O líder da Assembleia do Povo Unido – Partido Democrático da Guiné-Bissau (APU-PDGB) e terceiro mais votado na primeira volta das presidenciais do país, Nuno Nabiam, assinou terça-feira em Dacar, no Senegal, um acordo político de apoio ao candidato Umaro Sissoco Embaló, suportado pelo Movimento para a Alternância Democrática (Madem-G15).

Umaro Sissoco Embaló vai disputar a segunda volta das presidenciais, marcadas para 29 de dezembro, com Domingos Simões Pereira.

No comunicado, o PAIGC refere que “nenhum guineense deve esquecer que as eleições presidenciais de 29 de dezembro não são só cruciais como decisivas para o futuro político, económico e social da Guiné-Bissau” e que é “inaceitável qualquer tipo de ingerência no processo eleitoral em curso no país”.
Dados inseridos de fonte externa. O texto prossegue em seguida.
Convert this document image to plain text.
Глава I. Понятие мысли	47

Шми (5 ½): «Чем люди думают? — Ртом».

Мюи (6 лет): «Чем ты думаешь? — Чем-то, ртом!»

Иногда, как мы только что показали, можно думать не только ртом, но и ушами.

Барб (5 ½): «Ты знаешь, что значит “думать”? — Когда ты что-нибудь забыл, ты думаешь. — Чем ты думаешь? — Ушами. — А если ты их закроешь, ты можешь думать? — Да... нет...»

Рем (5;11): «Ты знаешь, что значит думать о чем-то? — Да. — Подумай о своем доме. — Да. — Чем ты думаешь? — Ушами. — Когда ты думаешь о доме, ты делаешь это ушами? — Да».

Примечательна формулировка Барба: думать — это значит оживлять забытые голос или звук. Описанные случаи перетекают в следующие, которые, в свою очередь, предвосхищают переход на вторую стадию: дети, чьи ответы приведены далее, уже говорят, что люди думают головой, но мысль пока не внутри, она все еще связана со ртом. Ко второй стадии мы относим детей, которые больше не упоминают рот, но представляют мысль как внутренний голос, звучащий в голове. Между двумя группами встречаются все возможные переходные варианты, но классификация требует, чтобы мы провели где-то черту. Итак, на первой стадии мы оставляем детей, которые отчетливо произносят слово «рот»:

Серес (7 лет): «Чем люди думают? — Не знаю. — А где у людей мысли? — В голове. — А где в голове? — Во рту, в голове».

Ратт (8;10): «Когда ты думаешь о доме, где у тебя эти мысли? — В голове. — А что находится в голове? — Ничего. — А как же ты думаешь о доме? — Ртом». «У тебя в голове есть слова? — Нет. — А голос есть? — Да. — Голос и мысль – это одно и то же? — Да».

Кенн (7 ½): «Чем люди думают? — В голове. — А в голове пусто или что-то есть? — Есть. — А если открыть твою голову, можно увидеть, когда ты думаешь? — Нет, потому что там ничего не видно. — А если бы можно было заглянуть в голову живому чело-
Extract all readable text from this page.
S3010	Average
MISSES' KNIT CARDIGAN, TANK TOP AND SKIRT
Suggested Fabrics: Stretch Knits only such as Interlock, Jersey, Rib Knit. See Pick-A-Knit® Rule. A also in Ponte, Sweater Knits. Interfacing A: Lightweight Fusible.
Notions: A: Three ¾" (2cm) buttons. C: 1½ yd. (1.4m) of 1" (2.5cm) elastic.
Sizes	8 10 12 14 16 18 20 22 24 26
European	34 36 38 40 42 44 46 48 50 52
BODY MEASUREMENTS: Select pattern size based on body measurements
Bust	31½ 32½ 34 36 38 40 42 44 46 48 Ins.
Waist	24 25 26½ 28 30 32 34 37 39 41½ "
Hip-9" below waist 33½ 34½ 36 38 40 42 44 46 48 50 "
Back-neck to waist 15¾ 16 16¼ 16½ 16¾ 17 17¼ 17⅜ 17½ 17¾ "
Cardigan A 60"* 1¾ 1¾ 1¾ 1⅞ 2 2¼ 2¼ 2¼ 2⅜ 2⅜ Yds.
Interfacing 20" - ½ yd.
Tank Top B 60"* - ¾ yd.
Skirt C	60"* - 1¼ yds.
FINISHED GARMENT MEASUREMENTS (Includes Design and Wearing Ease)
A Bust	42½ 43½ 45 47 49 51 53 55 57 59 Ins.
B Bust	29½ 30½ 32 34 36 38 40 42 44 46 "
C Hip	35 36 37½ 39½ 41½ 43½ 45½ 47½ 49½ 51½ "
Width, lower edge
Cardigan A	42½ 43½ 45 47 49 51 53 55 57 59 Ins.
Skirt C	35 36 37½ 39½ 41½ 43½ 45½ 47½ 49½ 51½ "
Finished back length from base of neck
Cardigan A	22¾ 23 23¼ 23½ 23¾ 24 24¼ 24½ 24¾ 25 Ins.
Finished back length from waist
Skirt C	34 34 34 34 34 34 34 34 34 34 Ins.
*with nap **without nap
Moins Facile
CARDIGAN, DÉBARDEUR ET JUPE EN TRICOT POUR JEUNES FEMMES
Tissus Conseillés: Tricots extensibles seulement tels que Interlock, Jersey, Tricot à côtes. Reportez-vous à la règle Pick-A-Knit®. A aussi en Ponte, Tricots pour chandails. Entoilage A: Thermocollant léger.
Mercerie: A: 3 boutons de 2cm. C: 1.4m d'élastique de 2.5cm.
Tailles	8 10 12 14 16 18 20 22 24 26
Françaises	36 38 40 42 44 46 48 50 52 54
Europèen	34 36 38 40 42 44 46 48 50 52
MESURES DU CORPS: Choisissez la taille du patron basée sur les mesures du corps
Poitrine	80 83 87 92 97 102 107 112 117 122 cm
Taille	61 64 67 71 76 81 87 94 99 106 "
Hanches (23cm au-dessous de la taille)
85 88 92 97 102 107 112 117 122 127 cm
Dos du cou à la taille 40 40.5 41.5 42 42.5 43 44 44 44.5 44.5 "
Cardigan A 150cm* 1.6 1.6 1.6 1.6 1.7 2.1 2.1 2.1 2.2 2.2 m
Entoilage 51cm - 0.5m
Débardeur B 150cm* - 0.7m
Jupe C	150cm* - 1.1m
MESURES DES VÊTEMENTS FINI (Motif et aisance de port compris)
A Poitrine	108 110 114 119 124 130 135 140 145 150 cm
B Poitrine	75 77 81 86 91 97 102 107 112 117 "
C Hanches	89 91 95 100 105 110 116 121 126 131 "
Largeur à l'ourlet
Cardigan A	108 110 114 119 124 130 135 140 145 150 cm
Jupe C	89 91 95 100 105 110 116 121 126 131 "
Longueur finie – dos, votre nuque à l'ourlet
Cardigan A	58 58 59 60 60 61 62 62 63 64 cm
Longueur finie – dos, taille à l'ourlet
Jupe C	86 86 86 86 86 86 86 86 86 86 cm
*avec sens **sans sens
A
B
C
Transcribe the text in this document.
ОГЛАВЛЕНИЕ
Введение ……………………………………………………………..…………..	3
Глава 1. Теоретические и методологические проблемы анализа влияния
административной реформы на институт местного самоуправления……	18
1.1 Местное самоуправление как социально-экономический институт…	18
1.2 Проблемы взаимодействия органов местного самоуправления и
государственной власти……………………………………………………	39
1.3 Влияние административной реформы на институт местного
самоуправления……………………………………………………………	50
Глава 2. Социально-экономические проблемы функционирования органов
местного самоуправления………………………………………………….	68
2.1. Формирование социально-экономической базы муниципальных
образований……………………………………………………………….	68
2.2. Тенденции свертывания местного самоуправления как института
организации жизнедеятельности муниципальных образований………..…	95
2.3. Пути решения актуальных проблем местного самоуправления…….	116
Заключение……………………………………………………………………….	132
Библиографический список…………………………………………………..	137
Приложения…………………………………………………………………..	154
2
“Os autores materiais destes atos estão a cometer um crime contra a independência e soberania da Guiné-Bissau, facto que também não nos admira, nem colhe surpresa, pois os que assinaram aquele dito acordo, são figuras intimamente ligadas ao grupo que levou este nosso martirizado país à situação de desgraça em que se encontra nos planos económico e social”, acrescenta.

No comunicado, o PAIGC apela também a todos os guineenses para se “manterem alertas” e “atentos a manobras políticas”, que estão a ser feitos com a “conivência de interesses alheios à Guiné-Bissau”.